要知道，当需求旺盛时，经济体系很擅长满足需求。对吧？比如2001年2月时，全球才有多少部iPhone呢？

Well, you know, economies are very good at filling demand when there's a lot of demand. Right? Like, many iPhones were in the world in in 02/2001. Right?

确实如此。

That's right. Yeah.

所以我认为这绝对是个挑战，也值得深入思考。对我们研究者而言，核心问题是：AI将如何改变硬件设计理念？因为有些因素我认为会变得极其关键。

So I think it's defi there's definitely a challenge there. And I think it's something that is worth thinking about. And a particularly important question for researchers like myself is how can AI affect how we think about hardware? Right. Because there are some things that I think are gonna be really, really important.

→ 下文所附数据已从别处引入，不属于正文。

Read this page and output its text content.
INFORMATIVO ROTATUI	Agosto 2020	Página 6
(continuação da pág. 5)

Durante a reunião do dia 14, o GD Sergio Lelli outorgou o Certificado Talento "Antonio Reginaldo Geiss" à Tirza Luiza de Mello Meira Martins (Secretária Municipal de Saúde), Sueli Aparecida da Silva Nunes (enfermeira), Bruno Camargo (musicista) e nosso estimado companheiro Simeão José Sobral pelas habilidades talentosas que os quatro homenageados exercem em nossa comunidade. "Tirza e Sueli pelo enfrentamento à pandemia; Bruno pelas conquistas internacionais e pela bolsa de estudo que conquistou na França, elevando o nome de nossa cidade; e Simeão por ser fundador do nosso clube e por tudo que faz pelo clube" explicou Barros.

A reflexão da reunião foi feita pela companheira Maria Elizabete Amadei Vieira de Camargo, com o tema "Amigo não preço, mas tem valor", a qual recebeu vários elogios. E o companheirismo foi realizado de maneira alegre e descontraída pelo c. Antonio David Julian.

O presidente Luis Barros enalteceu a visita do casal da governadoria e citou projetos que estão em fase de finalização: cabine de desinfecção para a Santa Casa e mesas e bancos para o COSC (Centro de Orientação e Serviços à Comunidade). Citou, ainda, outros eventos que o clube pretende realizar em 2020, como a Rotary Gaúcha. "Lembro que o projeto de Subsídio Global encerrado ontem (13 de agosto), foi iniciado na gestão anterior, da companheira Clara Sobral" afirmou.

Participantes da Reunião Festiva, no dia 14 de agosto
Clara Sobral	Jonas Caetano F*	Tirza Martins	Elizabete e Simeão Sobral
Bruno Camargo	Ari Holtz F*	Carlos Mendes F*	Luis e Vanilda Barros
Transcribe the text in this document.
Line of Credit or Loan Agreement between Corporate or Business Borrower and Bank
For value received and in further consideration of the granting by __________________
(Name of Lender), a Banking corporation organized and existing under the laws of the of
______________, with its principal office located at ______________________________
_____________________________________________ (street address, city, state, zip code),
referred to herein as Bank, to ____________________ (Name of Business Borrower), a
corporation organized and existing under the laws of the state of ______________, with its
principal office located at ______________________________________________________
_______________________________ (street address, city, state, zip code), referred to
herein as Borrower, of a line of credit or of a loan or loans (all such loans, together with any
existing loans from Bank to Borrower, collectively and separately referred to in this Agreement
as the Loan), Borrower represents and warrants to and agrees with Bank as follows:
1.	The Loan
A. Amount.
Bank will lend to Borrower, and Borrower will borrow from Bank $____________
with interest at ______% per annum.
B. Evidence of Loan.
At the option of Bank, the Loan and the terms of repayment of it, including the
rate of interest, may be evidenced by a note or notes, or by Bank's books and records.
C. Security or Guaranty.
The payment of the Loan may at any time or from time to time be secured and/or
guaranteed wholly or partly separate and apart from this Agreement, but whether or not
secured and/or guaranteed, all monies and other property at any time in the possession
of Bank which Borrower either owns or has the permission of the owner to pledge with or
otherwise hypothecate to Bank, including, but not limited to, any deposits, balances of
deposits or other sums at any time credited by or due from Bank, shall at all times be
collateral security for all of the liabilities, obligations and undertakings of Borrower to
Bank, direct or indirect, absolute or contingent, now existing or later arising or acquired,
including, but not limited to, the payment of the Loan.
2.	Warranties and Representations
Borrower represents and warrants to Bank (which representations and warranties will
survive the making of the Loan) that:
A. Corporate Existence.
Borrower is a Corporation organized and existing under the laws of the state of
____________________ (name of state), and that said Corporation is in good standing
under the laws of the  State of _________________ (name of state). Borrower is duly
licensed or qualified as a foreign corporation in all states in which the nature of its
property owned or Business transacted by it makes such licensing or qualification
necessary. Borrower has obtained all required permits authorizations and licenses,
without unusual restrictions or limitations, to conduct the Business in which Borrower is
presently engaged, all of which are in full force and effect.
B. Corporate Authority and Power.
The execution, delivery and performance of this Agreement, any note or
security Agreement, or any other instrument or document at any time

比如，你可能希望你的设备不会总是出故障。是的。有些事情完全属于那种充满问号的范畴，比如我们到底需要几根手指？就像你之前自己说的，你有点惊讶于一个只有两根手指的机器人能做很多事情。好吧，也许你还是想要更多手指，但找到既能保持良好功能又最精简的配置很重要，这就在那个问号范畴里。还有一些我认为我们可能不需要的东西，比如我们可能不需要机器人超级精确，因为我们知道反馈可以弥补这一点。所以我认为，我目前的工作就是弄清楚我们能接受的最小配置是什么。

Like, you probably want your thing to like not break all the time. Yeah. There are some things that are firmly in that category of like question marks, like how many fingers do we need? Like, you said yourself before that you were kind of surprised that a robot with two fingers can do a lot. Okay, maybe you still want like more than that, but still like finding the bare minimum that still lets you have good functionality, that's important, that's in the question And mark there are some things that I think like we probably don't need, like we probably don't need the robot to be like super duper precise because we know that feedback can compensate for So I think my job as I see it right now is to figure out what's sort of the minimal package we can get away with.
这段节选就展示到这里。